The law, passed without much research, dictated a 100-to-1 disparity 
in punishments for crack and powder cocaine crimes. So a person 
convicted of selling five grams of crack generally draws the same 
five-year mandatory minimum sentence as someone convicted of 
distributing 500 grams of powder cocaine.

When the U.S. Sentencing Commission, an independent agency in the 
judicial branch, eased the guidelines for crack offenders in 2007, it 
allowed imprisoned crack offenders to seek leniency. Adjustments have 
reduced prison terms by an average of two years for more than 12,000 
crack offenders.

But the two federal judges say that tweak does not go far enough.

"The unwarranted sentencing disparity between crack and powder 
cocaine sentences is one that has been written into the law and the 
guidelines, and there is no good reason for that," U.S. District 
Judge Paul L. Friedman of the District's federal court said.

In his opinion, Friedman declared he would use a "1-to-1" 
crack-powder ratio as a starting point in resentencing a convicted 
crack dealer, Anthony Lewis, 37, who faced 16 to 19 years under the 
old guidelines. The judge, who was already applying a 20-to-1 ratio 
in crack cases, said he would consider mitigating and aggravating 
factors as he applied the 1-to-1 guideline to each case.

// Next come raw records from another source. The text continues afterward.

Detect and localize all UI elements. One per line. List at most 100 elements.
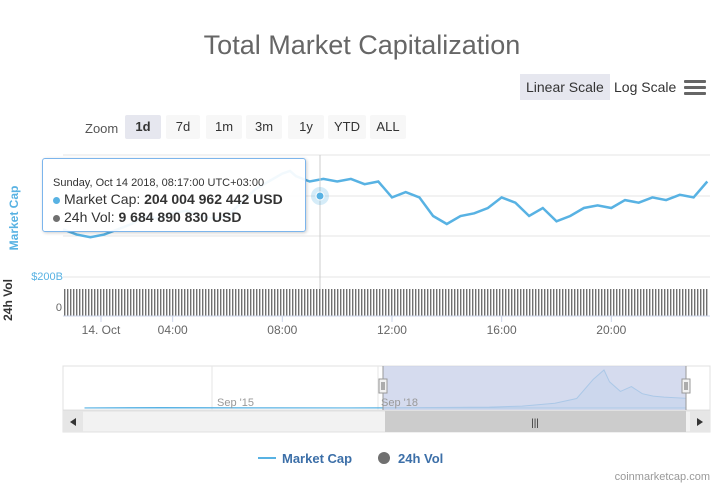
volume-bar	[475, 289, 477, 316]
volume-bar	[613, 289, 615, 316]
volume-bar	[472, 289, 474, 316]
volume-bar	[631, 289, 633, 316]
volume-bar	[685, 289, 687, 316]
volume-bar	[172, 289, 174, 316]
volume-bar	[664, 289, 666, 316]
volume-bar	[517, 289, 519, 316]
legend-24h-vol[interactable]: 24h Vol	[398, 451, 444, 466]
volume-bar	[688, 289, 690, 316]
volume-bar	[484, 289, 486, 316]
volume-bar	[127, 289, 129, 316]
zoom-1d-button[interactable]: 1d	[125, 115, 161, 139]
volume-bar	[511, 289, 513, 316]
volume-bar	[277, 289, 279, 316]
volume-bar	[370, 289, 372, 316]
volume-bar	[670, 289, 672, 316]
zoom-1y-button[interactable]: 1y	[288, 115, 324, 139]
volume-bar	[241, 289, 243, 316]
volume-bar	[574, 289, 576, 316]
volume-bar	[103, 289, 105, 316]
volume-bar	[298, 289, 300, 316]
navigator-right-handle[interactable]	[681, 378, 691, 394]
volume-bar	[457, 289, 459, 316]
volume-bar	[427, 289, 429, 316]
credit-link[interactable]: coinmarketcap.com	[614, 471, 710, 483]
volume-bar	[529, 289, 531, 316]
volume-bar	[697, 289, 699, 316]
volume-bar	[556, 289, 558, 316]
navigator-selection[interactable]	[383, 366, 686, 410]
volume-bar	[220, 289, 222, 316]
scrollbar-thumb[interactable]	[385, 411, 686, 432]
volume-bar	[379, 289, 381, 316]
volume-bars[interactable]	[64, 289, 708, 316]
legend-market-cap[interactable]: Market Cap	[282, 451, 353, 466]
volume-bar	[217, 289, 219, 316]
volume-bar	[577, 289, 579, 316]
volume-bar	[550, 289, 552, 316]
volume-bar	[598, 289, 600, 316]
volume-bar	[601, 289, 603, 316]
volume-bar	[481, 289, 483, 316]
volume-bar	[64, 289, 66, 316]
log-scale-button[interactable]: Log Scale	[614, 79, 677, 95]
volume-bar	[466, 289, 468, 316]
volume-bar	[520, 289, 522, 316]
volume-bar	[340, 289, 342, 316]
volume-bar	[274, 289, 276, 316]
zoom-3m-button[interactable]: 3m	[246, 115, 282, 139]
zoom-1m-button[interactable]: 1m	[206, 115, 242, 139]
volume-bar	[442, 289, 444, 316]
linear-scale-button[interactable]: Linear Scale	[520, 74, 610, 100]
volume-bar	[211, 289, 213, 316]
volume-bar	[610, 289, 612, 316]
hamburger-menu-icon[interactable]	[684, 80, 706, 96]
volume-bar	[637, 289, 639, 316]
volume-bar	[394, 289, 396, 316]
scrollbar-grip: |||	[531, 418, 539, 429]
volume-bar	[439, 289, 441, 316]
volume-bar	[130, 289, 132, 316]
volume-bar	[187, 289, 189, 316]
zoom-7d-button[interactable]: 7d	[166, 115, 200, 139]
volume-bar	[82, 289, 84, 316]
zoom-ytd-button[interactable]: YTD	[328, 115, 366, 139]
hover-point	[315, 191, 325, 201]
volume-bar	[634, 289, 636, 316]
volume-bar	[229, 289, 231, 316]
volume-bar	[331, 289, 333, 316]
volume-bar	[100, 289, 102, 316]
volume-bar	[271, 289, 273, 316]
volume-bar	[388, 289, 390, 316]
volume-bar	[295, 289, 297, 316]
volume-bar	[487, 289, 489, 316]
volume-bar	[679, 289, 681, 316]
volume-bar	[397, 289, 399, 316]
volume-bar	[493, 289, 495, 316]
x-tick-label: 14. Oct	[82, 323, 121, 337]
volume-bar	[307, 289, 309, 316]
volume-bar	[154, 289, 156, 316]
volume-bar	[649, 289, 651, 316]
y-tick-label: $200B	[31, 271, 63, 283]
volume-bar	[565, 289, 567, 316]
navigator-left-handle[interactable]	[378, 378, 388, 394]
volume-bar	[244, 289, 246, 316]
x-tick-label: 08:00	[267, 323, 297, 337]
zoom-label: Zoom	[85, 121, 119, 136]
volume-bar	[376, 289, 378, 316]
volume-bar	[514, 289, 516, 316]
tooltip-market-cap: Market Cap: 204 004 962 442 USD	[53, 191, 283, 207]
volume-bar	[190, 289, 192, 316]
volume-bar	[622, 289, 624, 316]
volume-bar	[586, 289, 588, 316]
volume-bar	[700, 289, 702, 316]
volume-bar	[253, 289, 255, 316]
tooltip: Sunday, Oct 14 2018, 08:17:00 UTC+03:00 …	[42, 158, 306, 232]
volume-bar	[508, 289, 510, 316]
volume-bar	[283, 289, 285, 316]
volume-bar	[463, 289, 465, 316]
volume-bar	[553, 289, 555, 316]
zoom-all-button[interactable]: ALL	[370, 115, 406, 139]
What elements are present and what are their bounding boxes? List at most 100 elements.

In Lewis's case, the 1-to-1 ratio would have reduced his prison 
sentence from 13 1/2 years to less than five years, but the law 
required at least 10 years. The judge sentenced Lewis to 10 years and 
10 months in prison. The judge cited Lewis's "significant criminal 
history" in giving him more prison time than the mandatory minimum.

Friedman relied heavily on an opinion issued in May by U.S. District 
Judge Mark W. Bennett of the Northern District of Iowa, who used the 
guidelines for powder cocaine offenses to begin calculating the 
sentence of a crack dealer. The dealer eventually received a sentence 
within the two guideline ranges.

Both judges cited recent Supreme Court rulings giving the judiciary 
greater leeway in sentencing. In January, the Supreme Court said 
judges "are entitled to reject and vary categorically from the 
crack-cocaine Guidelines based on a policy difference with those Guidelines."

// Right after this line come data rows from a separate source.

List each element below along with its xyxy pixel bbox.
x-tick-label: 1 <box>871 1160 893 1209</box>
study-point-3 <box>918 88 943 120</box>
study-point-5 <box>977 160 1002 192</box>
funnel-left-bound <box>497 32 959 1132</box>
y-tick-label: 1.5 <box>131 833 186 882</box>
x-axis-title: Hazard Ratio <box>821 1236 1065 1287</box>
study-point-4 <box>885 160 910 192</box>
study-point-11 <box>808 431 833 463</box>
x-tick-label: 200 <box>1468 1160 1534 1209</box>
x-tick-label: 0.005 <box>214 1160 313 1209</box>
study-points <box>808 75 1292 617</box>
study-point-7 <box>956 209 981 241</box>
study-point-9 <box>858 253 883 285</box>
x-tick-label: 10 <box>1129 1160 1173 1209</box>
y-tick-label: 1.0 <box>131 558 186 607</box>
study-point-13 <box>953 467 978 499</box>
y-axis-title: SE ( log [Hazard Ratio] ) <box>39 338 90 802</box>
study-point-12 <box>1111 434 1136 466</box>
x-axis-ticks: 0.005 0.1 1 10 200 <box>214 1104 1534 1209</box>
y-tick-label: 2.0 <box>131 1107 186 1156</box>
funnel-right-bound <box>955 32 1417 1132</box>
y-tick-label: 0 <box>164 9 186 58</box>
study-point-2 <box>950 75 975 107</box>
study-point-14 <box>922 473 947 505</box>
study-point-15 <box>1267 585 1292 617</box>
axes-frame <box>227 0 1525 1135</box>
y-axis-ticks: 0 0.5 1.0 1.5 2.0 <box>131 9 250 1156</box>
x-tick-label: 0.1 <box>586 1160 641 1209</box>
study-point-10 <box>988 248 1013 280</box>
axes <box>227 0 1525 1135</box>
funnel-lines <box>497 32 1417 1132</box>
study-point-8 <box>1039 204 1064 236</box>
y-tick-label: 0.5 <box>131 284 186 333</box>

"I had an absolutely legitimate basis to disagree with the guidelines 
on a policy basis," Bennett said in a phone interview. "I have always 
been troubled by the disparate impact of the 100-to-1 ratio."

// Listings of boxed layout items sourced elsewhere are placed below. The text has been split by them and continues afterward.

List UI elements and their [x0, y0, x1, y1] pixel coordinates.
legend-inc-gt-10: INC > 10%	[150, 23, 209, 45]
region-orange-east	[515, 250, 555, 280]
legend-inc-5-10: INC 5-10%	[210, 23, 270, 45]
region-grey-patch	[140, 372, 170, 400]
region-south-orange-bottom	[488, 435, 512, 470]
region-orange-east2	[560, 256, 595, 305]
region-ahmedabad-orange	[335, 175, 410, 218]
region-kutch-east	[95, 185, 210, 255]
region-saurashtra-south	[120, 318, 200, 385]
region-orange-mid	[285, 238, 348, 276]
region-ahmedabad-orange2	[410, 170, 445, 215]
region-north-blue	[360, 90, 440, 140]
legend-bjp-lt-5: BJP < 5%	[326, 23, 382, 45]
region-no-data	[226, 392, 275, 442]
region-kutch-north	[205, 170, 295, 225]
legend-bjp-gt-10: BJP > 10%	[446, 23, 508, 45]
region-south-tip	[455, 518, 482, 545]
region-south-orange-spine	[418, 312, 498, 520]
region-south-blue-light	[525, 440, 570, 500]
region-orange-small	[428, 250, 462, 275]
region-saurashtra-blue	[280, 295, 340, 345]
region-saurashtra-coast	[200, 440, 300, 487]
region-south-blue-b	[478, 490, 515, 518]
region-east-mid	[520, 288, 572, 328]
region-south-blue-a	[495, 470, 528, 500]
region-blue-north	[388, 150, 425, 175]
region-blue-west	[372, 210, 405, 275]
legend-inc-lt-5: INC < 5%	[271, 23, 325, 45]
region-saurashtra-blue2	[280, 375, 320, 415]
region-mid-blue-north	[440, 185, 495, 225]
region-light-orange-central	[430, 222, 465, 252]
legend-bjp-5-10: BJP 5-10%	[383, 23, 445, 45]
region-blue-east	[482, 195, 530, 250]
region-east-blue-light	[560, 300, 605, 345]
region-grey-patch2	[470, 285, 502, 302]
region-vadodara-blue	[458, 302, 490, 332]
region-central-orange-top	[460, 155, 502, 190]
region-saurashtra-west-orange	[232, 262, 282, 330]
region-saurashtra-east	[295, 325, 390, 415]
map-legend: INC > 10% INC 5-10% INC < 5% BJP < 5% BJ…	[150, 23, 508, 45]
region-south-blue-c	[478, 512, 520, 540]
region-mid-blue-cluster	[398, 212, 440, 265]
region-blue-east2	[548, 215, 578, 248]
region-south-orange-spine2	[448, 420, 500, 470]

"I'm optimistic that some judge might agree with me," he added. "We 
might start a trend."

The judges also quoted congressional testimony in April by Assistant 
Attorney General Lanny A. Breuer, who said the Justice Department 
wants to "completely eliminate" the disparity.

Breuer said crack is not "inherently more addictive a substance than 
powder cocaine," adding that authorities could find no other narcotic 
"where the penalty structure differs so dramatically because of the 
drug's form." Cocaine powder is usually snorted; crack is created by 
boiling powder cocaine into a solid substance and is usually smoked.

Breuer noted that the sentencing gap has punished low-level crack 
dealers much more harshly than powder cocaine sellers, and statistics 
show that 82 percent of those sentenced in crack crimes are African 
Americans. (Blacks account for 27 percent of powder cocaine 
offenders.) Such statistics have "fueled the belief across the 
country that federal cocaine laws are unjust," he said, adding that 
most states do not treat the two forms of cocaine differently.

Justice Department officials declined to be interviewed for this 
article, but they are unlikely to appeal the recent rulings.

A former U.S. attorney for the District, Jeffrey A. Taylor, a 
Republican appointee, said prosecutors are concerned that judges will 
begin adopting their own sentencing standards.

He added that prosecutors also are uneasy about the possibility that 
Congress would reduce the sentences for crack offenses to the level 
of powder offenses. That would allow dealers to handle nearly 500 
grams of crack before risking a mandatory minimum sentence of five 
years. To alleviate some of the disparity, Taylor said, prosecutors 
would like Congress to ease up on crack while toughening powder 
cocaine sentences.

"No one in this town traffics in 500-gram quantities of crack, and we 
wouldn't want them to start," he said. "The dealers know exactly 
where these levels are set, and they will adjust their behavior accordingly."